A liberação do montante deve ocorrer até, no máximo, a próxima terça-feira. O acordo foi oficializado nesta sexta-feira, conforme publicação em edição extra do Diário Oficial da União (DOU).

A operação envolve Bradesco, Itaú, Santander, Caixa Econômica Federal e Banco do Brasil, conta com o aval do Tesouro Nacional e tem garantia da União.
No curto prazo, os recursos serão direcionados para o cumprimento de compromissos financeiros da estatal, incluindo pagamento de salários, quitação de precatórios e regularização de dívidas em atraso.
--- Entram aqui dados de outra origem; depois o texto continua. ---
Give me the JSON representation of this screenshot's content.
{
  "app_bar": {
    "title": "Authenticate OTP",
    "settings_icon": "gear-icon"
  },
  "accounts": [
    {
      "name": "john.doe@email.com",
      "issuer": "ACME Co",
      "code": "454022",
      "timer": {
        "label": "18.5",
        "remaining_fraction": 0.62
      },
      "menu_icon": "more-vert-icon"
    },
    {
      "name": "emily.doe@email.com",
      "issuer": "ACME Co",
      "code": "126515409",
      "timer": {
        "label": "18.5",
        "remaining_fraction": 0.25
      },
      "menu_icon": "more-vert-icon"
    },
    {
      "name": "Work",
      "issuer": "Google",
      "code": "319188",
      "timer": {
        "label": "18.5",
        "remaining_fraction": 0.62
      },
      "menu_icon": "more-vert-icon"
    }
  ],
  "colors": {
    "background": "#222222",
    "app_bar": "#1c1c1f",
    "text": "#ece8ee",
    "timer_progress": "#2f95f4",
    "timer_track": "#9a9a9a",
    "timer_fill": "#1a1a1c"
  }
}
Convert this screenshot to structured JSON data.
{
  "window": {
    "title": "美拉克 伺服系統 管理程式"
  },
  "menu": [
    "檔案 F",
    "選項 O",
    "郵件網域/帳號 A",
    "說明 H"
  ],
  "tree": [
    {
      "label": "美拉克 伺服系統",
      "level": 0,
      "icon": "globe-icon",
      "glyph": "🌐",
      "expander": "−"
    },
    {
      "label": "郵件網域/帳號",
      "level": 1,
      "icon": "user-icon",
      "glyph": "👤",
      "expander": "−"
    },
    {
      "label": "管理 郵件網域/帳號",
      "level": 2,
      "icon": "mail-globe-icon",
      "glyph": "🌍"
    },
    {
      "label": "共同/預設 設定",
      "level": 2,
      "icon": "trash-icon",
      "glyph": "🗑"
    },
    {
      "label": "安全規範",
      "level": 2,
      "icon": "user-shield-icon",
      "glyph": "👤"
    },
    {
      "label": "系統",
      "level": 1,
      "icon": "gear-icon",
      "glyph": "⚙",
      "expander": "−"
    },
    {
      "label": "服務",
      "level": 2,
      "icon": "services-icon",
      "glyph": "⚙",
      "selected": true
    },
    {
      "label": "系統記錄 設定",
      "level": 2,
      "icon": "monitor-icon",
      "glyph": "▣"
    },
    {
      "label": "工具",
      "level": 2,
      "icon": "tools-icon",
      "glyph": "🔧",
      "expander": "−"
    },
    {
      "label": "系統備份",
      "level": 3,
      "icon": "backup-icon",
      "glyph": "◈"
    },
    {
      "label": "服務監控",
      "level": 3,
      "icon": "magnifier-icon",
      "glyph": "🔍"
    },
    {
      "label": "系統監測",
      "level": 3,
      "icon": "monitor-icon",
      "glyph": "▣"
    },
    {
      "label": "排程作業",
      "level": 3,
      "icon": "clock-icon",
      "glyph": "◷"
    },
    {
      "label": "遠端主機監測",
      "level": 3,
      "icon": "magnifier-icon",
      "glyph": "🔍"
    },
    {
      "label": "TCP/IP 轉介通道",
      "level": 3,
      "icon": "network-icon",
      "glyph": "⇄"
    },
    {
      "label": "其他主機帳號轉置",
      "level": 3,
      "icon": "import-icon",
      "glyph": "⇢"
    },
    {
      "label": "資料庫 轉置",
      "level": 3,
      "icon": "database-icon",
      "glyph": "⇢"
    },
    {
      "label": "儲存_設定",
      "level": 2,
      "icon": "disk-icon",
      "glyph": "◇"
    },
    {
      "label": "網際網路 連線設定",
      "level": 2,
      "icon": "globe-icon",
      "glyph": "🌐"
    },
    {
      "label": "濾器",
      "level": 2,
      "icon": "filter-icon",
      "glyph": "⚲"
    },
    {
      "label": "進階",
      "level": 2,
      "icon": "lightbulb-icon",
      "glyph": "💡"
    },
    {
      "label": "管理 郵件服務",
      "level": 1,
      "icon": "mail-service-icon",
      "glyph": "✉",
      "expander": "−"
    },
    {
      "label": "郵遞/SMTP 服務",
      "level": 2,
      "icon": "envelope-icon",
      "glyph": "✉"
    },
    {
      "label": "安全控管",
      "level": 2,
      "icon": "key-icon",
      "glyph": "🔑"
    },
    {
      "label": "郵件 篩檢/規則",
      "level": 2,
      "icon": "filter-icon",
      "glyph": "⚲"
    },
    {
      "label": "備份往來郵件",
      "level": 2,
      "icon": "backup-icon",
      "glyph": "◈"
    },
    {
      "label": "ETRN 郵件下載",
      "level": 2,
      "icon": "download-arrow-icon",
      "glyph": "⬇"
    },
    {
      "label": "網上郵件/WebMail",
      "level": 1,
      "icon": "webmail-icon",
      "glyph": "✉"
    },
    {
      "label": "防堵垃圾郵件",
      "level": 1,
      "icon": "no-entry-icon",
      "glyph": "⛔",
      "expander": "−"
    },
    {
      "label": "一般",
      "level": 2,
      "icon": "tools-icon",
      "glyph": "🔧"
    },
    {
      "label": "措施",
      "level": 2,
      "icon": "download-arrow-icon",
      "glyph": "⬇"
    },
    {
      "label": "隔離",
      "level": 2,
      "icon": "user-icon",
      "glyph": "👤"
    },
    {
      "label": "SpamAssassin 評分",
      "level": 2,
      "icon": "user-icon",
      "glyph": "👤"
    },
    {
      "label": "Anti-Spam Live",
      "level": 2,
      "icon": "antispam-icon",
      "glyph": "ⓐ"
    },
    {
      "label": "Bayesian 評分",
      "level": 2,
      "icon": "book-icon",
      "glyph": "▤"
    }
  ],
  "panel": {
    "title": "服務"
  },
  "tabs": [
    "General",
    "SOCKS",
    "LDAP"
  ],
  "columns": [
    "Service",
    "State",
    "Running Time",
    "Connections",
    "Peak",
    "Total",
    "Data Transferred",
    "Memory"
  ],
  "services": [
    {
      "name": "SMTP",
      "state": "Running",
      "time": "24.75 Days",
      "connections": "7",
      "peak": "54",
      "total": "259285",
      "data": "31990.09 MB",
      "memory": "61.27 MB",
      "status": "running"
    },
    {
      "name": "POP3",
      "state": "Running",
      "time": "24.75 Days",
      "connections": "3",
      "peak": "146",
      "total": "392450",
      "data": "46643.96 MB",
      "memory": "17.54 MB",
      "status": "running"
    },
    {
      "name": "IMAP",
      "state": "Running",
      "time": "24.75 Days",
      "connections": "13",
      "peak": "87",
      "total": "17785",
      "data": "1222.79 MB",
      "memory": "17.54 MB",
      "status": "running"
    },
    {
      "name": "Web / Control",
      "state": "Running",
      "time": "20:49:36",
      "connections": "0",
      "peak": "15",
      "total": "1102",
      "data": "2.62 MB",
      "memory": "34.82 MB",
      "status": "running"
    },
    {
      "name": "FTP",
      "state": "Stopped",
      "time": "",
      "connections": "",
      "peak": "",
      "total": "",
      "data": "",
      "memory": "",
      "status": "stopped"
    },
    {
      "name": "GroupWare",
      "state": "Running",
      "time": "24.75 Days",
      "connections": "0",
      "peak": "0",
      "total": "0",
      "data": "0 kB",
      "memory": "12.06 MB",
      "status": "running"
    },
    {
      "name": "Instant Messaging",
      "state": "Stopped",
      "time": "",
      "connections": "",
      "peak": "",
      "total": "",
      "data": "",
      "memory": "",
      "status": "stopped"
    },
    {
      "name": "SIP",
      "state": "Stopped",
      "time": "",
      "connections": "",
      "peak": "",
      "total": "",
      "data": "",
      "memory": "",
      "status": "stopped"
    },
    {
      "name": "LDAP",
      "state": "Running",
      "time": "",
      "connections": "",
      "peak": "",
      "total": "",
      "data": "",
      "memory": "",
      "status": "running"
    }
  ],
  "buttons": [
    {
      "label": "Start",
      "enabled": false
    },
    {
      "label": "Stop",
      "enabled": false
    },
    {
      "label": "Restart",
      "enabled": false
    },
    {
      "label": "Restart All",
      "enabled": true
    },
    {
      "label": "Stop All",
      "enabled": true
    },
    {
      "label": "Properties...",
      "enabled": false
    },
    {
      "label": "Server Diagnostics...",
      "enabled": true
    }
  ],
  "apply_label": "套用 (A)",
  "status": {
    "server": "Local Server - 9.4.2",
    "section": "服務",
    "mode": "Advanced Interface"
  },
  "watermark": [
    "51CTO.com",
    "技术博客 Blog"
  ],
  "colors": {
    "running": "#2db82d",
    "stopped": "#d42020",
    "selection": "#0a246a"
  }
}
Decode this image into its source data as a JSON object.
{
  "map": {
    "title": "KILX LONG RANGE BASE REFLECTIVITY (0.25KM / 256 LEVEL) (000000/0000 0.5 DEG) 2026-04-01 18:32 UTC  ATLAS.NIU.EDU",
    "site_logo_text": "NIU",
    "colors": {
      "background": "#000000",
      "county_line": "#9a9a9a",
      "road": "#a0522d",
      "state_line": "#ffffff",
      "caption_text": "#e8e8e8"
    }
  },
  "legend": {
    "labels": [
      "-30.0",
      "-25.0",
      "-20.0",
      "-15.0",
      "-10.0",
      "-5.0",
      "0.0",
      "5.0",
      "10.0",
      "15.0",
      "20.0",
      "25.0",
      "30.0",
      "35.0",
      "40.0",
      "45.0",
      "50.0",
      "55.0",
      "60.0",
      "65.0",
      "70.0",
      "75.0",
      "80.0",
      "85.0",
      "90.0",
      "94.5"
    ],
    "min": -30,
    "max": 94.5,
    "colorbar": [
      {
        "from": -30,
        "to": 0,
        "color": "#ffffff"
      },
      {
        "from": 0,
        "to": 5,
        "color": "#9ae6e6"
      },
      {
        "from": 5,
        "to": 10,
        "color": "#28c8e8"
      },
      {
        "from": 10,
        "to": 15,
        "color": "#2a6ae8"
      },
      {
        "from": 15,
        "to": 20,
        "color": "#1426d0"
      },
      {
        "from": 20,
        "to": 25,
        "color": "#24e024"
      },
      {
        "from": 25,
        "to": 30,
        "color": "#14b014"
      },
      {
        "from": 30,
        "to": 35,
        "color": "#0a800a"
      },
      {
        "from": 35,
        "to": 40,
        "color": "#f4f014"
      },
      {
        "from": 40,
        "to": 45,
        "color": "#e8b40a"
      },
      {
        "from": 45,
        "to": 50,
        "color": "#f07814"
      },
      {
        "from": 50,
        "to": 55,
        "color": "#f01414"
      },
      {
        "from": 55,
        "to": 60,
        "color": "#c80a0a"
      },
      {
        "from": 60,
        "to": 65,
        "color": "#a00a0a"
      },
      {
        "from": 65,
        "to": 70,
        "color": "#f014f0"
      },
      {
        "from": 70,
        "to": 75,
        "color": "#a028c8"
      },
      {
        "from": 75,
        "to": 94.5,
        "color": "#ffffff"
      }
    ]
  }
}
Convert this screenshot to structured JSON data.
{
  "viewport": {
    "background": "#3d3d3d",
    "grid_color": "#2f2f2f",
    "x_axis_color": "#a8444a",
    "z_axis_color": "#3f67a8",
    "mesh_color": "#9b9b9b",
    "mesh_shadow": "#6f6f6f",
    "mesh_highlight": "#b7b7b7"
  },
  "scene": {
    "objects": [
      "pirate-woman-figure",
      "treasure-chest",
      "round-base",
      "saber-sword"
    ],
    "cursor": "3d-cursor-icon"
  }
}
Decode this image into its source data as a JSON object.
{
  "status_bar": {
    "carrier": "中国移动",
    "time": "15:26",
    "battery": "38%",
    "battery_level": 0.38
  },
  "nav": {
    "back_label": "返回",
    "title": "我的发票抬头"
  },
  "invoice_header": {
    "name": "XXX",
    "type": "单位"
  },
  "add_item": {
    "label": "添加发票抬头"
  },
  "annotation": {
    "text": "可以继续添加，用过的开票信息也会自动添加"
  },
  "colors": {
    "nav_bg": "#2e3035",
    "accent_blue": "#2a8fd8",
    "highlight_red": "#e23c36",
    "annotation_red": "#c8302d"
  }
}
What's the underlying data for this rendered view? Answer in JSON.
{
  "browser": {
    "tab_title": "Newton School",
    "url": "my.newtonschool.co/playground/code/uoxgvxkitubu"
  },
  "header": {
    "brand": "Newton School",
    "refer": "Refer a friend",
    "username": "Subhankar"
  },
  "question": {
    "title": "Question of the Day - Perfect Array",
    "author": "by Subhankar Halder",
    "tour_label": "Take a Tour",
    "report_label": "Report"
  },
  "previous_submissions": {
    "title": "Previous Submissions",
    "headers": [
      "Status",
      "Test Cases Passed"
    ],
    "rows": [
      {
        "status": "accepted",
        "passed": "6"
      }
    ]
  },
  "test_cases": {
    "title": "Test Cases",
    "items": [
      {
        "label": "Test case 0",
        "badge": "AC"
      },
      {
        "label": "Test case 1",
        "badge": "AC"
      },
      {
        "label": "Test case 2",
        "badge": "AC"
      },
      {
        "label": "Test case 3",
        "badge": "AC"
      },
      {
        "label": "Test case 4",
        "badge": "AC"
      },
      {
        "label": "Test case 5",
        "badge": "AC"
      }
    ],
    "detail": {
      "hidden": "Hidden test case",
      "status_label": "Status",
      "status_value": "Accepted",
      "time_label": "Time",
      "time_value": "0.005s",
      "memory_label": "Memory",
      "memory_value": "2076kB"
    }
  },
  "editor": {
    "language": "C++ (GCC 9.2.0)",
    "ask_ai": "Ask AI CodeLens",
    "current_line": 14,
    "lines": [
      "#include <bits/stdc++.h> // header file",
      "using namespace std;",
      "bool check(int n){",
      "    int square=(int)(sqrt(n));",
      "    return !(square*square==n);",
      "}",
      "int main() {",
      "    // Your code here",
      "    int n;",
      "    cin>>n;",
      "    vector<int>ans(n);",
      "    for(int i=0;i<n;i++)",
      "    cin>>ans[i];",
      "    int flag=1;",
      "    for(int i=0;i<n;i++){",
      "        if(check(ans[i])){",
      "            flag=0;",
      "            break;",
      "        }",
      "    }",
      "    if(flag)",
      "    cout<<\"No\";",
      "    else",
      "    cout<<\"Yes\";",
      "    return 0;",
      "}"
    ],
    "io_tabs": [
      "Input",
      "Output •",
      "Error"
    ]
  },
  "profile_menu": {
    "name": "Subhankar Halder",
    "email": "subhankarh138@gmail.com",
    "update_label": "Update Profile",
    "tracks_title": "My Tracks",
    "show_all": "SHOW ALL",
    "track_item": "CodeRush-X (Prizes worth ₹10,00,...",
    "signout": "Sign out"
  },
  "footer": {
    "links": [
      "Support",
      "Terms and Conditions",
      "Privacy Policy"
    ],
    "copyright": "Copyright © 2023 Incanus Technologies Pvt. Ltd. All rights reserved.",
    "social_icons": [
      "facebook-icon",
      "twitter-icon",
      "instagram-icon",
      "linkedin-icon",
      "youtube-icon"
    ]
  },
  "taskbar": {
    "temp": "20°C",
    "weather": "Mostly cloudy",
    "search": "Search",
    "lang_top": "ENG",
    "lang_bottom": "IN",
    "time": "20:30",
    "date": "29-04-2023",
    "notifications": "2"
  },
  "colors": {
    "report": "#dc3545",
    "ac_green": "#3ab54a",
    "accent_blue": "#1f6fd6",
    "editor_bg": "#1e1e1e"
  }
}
De acordo com os dados do contrato, o prazo do financiamento é de 15 anos, com vencimento em 2040, e os valores também poderão ser utilizados para capital de giro e investimentos considerados estratégicos.
Desde que assumiu a presidência da empresa, no fim de setembro, Emmanoel Rondon vinha negociando a operação como parte do esforço para reorganizar as finanças dos Correios.
A liberação do crédito está vinculada à execução de um plano de reestruturação, que prevê redução de despesas e aumento de receitas para que a empresa volte a registrar lucro a partir de 2027.
Entre as medidas previstas estão um programa de demissão voluntária que pode atingir até 15 mil funcionários — sendo 10 mil em 2026 e 5 mil em 2027 —, além do fechamento de cerca de mil agências e da ampliação de parcerias com o setor privado.